Endesa lança plano de formação em Abrantes. Saiba para quem
- 23/01/2026
Criada em 2023 no âmbito do Plano Global de Formação associado ao encerramento da central a carvão do Pego, a Escola Rural visa promover novas oportunidades de emprego e apoiar a fixação de população na região abrangida pelo Projeto de Transição Justa (FTJ), disponibilizando cursos gratuitos e certificados dirigidos prioritariamente a ex-trabalhadores da central, residentes locais, desempregados e mulheres.
Fonte da multinacional indicou à Lusa que o projeto da Endesa para Abrantes, no distrito de Santarém, "está em curso e em fase de tramitação ambiental", adiantando que, até final de fevereiro, será apresentado o Plano Estratégico da empresa, ocasião em que, entre outros, será feito um ponto de situação do investimento previsto para o Pego.
O plano formativo para o primeiro semestre de 2026 mantém a aposta em três áreas estratégicas: energias renováveis, setor primário e capacitação transversal em gestão e tecnologia, com ações a decorrer em Abrantes, Gavião, Ponte de Sor, Chamusca e Crato.

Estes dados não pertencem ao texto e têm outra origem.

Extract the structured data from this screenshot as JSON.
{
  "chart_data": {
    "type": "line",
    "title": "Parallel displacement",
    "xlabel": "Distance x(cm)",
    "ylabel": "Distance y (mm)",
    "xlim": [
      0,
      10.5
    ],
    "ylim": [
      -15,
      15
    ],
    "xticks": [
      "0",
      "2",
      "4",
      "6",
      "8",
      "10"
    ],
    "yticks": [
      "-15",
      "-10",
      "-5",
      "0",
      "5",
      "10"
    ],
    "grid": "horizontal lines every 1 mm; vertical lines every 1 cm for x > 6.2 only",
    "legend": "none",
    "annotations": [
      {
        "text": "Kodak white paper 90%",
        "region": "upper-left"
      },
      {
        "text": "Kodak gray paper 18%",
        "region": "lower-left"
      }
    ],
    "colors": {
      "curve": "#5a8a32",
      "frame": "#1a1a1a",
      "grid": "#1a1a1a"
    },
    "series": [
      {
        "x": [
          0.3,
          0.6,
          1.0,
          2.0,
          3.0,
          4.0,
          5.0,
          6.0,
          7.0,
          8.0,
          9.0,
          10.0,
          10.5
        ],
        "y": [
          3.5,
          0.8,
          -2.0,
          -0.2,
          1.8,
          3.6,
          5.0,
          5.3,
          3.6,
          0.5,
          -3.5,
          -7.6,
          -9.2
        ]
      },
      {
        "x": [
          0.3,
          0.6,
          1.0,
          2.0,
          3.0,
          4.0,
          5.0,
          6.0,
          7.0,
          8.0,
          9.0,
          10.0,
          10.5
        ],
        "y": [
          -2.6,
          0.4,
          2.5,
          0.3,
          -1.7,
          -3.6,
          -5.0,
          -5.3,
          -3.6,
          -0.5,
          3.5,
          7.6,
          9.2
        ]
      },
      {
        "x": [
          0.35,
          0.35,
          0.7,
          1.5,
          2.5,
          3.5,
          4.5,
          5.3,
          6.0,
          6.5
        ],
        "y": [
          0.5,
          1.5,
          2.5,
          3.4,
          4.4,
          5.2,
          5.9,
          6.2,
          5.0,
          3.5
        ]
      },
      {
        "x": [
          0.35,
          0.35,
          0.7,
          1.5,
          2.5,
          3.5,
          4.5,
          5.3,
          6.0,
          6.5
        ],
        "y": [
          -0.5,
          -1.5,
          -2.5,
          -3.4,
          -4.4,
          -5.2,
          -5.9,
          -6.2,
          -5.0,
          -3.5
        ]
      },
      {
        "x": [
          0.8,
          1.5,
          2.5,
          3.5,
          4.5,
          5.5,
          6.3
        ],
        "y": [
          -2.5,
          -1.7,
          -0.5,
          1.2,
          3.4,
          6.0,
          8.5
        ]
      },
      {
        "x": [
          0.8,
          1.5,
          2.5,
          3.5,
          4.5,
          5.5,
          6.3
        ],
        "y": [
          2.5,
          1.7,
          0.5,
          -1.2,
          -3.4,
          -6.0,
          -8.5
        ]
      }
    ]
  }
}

Desde o seu lançamento, a Escola Rural já qualificou 707 formandos, tendo 43 conseguido emprego graças às competências adquiridas, segundo dados divulgados pela Endesa, num total de mais de 3.000 horas de formação ministradas.
Com o fecho da central a carvão do Pego, em novembro de 2021, a Endesa obteve em 2022 o direito de ligação à Rede Elétrica de Serviço Público (RESP) para instalar 365 MWp de energia solar e 264 MW eólica, com armazenamento de 168,6 MW e um eletrolisador de 500 kW para hidrogénio verde.
O projeto prevê 600 milhões de euros de investimento, 75 postos de trabalho permanentes e a reconversão profissional de 2.000 pessoas, priorizando os antigos trabalhadores da central e integrando a população local na estratégia de transição justa da região.
A Endesa é a maior elétrica espanhola e a segunda na distribuição de gás em Espanha.